The maximum hits are seen with shmem_fallocate and madvise, which we believe are response to shared<->private
GHCB page-state-chage requests. discard=both handles discard both for
private and shared memory, so freeing shared memory
via fallocate(shared_memfd, FALLOC_FL_PUNCH_HOLE, ...) would trigger the
notifiers when freeing shared pages after guest converts a GPA to
private.

Now, as with SNP+guest_memfd, guest private memory is not mapped in host anymore, so i added a generic fix (instead of Sean's proposed patch of checking for SNP guest inside sev_guest_memory_reclaimed()):

--- a/virt/kvm/kvm_main.c
+++ b/virt/kvm/kvm_main.c
@@ -593,6 +593,9 @@ static __always_inline int __kvm_handle_hva_range(struct kvm *kvm,
unsigned long hva_start, hva_end;

slot = container_of(node, struct kvm_memory_slot, hva_node[slots->node_idx]);
+ if (kvm_slot_can_be_private(slot)) {
+ continue;
+ }
hva_start = max(range->start, slot->userspace_addr);
hva_end = min(range->end, slot->userspace_addr +
(slot->npages << PAGE_SHIFT));

With this fix added, the traces are as follows:

# bpftrace -e 'kprobe:sev_guest_memory_reclaimed {@[kstack]=count()}'
Attaching 1 probe...
^C

@[
sev_guest_memory_reclaimed+5
kvm_mmu_notifier_invalidate_range_start+812
__mmu_notifier_invalidate_range_start+152
change_protection+4628
change_prot_numa+93
task_numa_work+588
task_work_run+108
exit_to_user_mode_prepare+337
syscall_exit_to_user_mode+42
do_syscall_64+109
entry_SYSCALL_64_after_hwframe+114
]: 1
@[
sev_guest_memory_reclaimed+5
kvm_mmu_notifier_release+60
__mmu_notifier_release+128
exit_mmap+657
__mmput+72
mmput+49
do_exit+752
do_group_exit+57
get_signal+2486
arch_do_signal_or_restart+51
exit_to_user_mode_prepare+257
syscall_exit_to_user_mode+42
do_syscall_64+109
entry_SYSCALL_64_after_hwframe+114
]: 1
@[
sev_guest_memory_reclaimed+5
kvm_mmu_notifier_invalidate_range_start+812
__mmu_notifier_invalidate_range_start+152
change_protection+4628
change_prot_numa+93
task_numa_work+588
task_work_run+108
xfer_to_guest_mode_handle_work+228
kvm_arch_vcpu_ioctl_run+1572
kvm_vcpu_ioctl+671
__x64_sys_ioctl+153
do_syscall_64+96
entry_SYSCALL_64_after_hwframe+114
]:
@[
sev_guest_memory_reclaimed+5
kvm_set_memslot+740
__kvm_set_memory_region.part.0+411
kvm_set_memory_region+89
kvm_vm_ioctl+1482
__x64_sys_ioctl+153
do_syscall_64+96
entry_SYSCALL_64_after_hwframe+114
]: 104
#

As expected, the SEV hook is not invoked for the guest private memory pages (no more invalidation from shmem_fallocate() + madvise()).
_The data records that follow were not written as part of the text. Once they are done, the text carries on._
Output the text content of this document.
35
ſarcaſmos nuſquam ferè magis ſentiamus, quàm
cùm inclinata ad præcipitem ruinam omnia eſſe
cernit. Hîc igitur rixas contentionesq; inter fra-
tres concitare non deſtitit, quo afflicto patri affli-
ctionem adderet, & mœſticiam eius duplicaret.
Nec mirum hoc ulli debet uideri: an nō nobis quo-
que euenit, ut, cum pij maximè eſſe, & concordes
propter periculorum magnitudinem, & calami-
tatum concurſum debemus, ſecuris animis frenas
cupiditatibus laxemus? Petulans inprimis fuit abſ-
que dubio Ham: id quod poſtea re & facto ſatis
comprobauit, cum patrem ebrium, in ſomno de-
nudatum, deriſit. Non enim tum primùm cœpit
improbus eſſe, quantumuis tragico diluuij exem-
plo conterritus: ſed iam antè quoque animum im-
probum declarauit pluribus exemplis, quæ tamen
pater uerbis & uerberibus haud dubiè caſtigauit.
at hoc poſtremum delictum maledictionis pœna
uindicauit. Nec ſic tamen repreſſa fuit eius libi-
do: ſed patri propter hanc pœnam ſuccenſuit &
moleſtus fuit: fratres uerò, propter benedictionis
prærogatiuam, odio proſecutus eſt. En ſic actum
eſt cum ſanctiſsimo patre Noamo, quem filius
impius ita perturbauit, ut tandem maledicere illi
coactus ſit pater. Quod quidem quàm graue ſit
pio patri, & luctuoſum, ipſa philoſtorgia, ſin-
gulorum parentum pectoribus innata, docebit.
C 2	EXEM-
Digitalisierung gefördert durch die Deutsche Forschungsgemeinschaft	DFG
Isn't it better to skip invoking the KVM MMU invalidation notifier when the invalidated range belongs to guest private memory ?

> In fact, AFAIC, SNP VM does
> not track whether each page is previously shared, isn't it? If a page
> was previously shared and was written by the host kernel or devices
> before it was changed to private. No one tracks it and dirty caches
> are there!

The skipped invalidation here covered the case Mingwei mentioned above, where the pages are changed from private->shared and subsequent freeing of shared pages triggered the invalidation.

But, then why are we concerned about this, i thought we have concerns about the case where the dirty cache lines contain encrypted guest data ?

Thanks,
Ashish